Résumé de la décision :
La société des autoroutes Paris-Rhin-Rhône (APRR) a contesté une décision confirmée par la cour administrative d'appel de Lyon, selon laquelle elle devait indemniser la société Orange (ex-France Télécom) pour le déplacement de ses ouvrages causé par des travaux de création d'une nouvelle liaison autoroutière. La cour a jugé que ces travaux ne correspondaient pas à une évolution normale du domaine routier occupé par Orange. Le pourvoi d'APRR a été rejeté, et celle-ci a été condamnée à verser 3 000 euros à Orange au titre des frais de justice.
Arguments pertinents :
1. Application des dispositions légales : L'article R. 741-2 du Code de justice administrative stipule que toute décision administrative doit mentionner les dispositions législatives ou réglementaires pertinentes. La cour a constaté que cette exigence n'était pas respectée, car l'analyse portait sur des éléments de fait relatifs à la viabilité des ouvrages dans le cadre des travaux publics, sans application directe du Code de la voirie routière.
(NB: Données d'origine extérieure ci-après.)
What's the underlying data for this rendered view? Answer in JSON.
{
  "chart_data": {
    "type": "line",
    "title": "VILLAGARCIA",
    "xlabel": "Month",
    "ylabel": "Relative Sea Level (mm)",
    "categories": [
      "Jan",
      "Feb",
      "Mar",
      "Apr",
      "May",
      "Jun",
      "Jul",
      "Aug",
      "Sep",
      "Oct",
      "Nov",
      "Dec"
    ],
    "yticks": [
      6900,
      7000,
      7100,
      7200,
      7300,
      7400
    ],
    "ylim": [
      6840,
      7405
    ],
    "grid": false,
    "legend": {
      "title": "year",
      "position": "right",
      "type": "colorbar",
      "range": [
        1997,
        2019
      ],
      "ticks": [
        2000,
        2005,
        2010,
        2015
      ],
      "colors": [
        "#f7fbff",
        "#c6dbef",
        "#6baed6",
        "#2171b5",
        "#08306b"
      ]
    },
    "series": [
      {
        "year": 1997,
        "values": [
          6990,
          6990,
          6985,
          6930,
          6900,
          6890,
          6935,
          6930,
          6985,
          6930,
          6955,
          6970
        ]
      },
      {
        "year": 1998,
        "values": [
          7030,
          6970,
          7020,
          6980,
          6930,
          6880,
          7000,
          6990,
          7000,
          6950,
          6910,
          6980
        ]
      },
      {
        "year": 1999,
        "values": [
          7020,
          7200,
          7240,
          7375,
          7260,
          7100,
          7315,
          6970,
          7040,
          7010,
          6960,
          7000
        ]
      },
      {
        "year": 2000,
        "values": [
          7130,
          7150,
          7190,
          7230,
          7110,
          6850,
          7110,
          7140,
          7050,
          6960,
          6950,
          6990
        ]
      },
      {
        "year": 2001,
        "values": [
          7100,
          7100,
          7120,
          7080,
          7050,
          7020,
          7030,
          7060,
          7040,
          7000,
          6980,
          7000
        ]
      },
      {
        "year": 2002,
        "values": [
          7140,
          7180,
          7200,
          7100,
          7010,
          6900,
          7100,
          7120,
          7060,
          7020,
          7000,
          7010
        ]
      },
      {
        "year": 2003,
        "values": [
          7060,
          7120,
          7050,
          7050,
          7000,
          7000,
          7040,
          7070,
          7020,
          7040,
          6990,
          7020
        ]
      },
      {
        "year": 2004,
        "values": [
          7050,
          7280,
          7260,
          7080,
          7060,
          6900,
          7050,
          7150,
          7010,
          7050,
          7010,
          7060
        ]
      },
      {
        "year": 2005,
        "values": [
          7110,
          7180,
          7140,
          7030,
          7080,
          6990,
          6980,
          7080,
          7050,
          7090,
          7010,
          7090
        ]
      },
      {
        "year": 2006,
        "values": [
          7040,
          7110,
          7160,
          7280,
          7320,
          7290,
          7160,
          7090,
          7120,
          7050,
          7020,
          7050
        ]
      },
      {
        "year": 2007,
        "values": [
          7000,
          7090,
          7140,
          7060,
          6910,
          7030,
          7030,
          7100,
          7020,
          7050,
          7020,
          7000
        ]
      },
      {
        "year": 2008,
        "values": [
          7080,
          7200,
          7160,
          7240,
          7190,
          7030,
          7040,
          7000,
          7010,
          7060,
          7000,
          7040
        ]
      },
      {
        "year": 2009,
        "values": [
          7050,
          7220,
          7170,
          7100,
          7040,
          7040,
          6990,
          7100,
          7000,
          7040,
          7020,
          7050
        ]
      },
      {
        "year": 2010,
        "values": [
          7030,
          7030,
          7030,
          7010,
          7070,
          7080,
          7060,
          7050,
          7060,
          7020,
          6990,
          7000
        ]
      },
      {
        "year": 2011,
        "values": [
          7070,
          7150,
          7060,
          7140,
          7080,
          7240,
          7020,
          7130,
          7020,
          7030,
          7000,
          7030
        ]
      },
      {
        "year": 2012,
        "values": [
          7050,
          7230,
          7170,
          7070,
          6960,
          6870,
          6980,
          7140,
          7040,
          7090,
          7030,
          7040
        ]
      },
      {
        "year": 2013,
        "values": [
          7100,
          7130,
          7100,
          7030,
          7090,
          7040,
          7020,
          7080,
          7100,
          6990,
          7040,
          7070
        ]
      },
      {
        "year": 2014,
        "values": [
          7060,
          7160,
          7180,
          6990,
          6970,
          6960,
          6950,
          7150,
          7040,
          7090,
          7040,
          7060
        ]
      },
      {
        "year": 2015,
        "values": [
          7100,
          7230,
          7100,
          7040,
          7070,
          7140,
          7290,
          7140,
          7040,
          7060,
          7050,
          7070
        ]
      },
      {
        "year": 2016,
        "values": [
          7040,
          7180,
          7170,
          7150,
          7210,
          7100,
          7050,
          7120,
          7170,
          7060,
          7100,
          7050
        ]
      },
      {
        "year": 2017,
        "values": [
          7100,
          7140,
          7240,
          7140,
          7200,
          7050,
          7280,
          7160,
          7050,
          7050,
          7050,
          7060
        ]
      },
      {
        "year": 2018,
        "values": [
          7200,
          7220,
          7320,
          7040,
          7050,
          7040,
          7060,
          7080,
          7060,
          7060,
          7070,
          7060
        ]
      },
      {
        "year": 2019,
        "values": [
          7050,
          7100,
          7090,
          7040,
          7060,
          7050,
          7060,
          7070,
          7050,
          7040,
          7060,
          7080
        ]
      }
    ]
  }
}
2. Frais de déplacement des ouvrages : Selon le principe établi, « le bénéficiaire d'une autorisation d'occupation temporaire du domaine public doit, sauf convention contraire, supporter sans indemnité les frais de déplacement... lorsque ce déplacement est la conséquence de travaux entrepris dans l'intérêt du domaine public occupé ». En l'espèce, la cour a relevé que le déplacement des ouvrages ne constituait pas une opération d'aménagement conforme, étant donné la nature des travaux entrepris par APRR.
3. Erreurs de qualification : APRR a soutenu que l'arrêt avait commis des erreurs dans la qualification juridique de la conformité des travaux au domaine occupé par Orange. Toutefois, la cour a affirmé qu'elle avait bien pris en compte divers éléments pour déterminer que les travaux ne correspondaient pas à une aménagement conforme du domaine public occupé par la société Orange.
Interprétations et citations légales :
1. Article R. 741-2 du Code de justice administrative : Cet article impose aux juridictions administratives de mentionner les textes législatifs ou réglementaires dans leurs décisions. Ici, la cour a reconnu que cet article a été négligé, car elle s'est fondée sur des éléments factuels sans appliquer les textes appropriés.
2. Article 6 du Code de la voirie routière : Concernant les opérations d’aménagement, il stipule que « les travaux entrepris dans l’intérêt du domaine public occupé ne donnent pas droit à indemnisation, sauf convention contraire ». La cour a appliqué ce principe en constatant que les travaux effectués par APRR ne relevaient pas d'une simple opération d'aménagement conforme au domaine public occupé par Orange, mais marquaient une modification significative des voies.
3. Principes de dédommagement : La notion de compensation est précisément encadrée par les règles relatives aux autorisations d’occupation du domaine public. La cour a réfuté la position d'APRR, arguant que le déplacement des installations ne pouvait être justifié par une évolution normale en raison de la nature des travaux, laquelle a été qualifiée de substantiellement différente.
En synthèse, la décision s'appuie sur des éléments factuels solides et des principes juridiques bien établis, illustrant ainsi une application rigoureuse de la législation sur le domaine public et l'aménagement routier.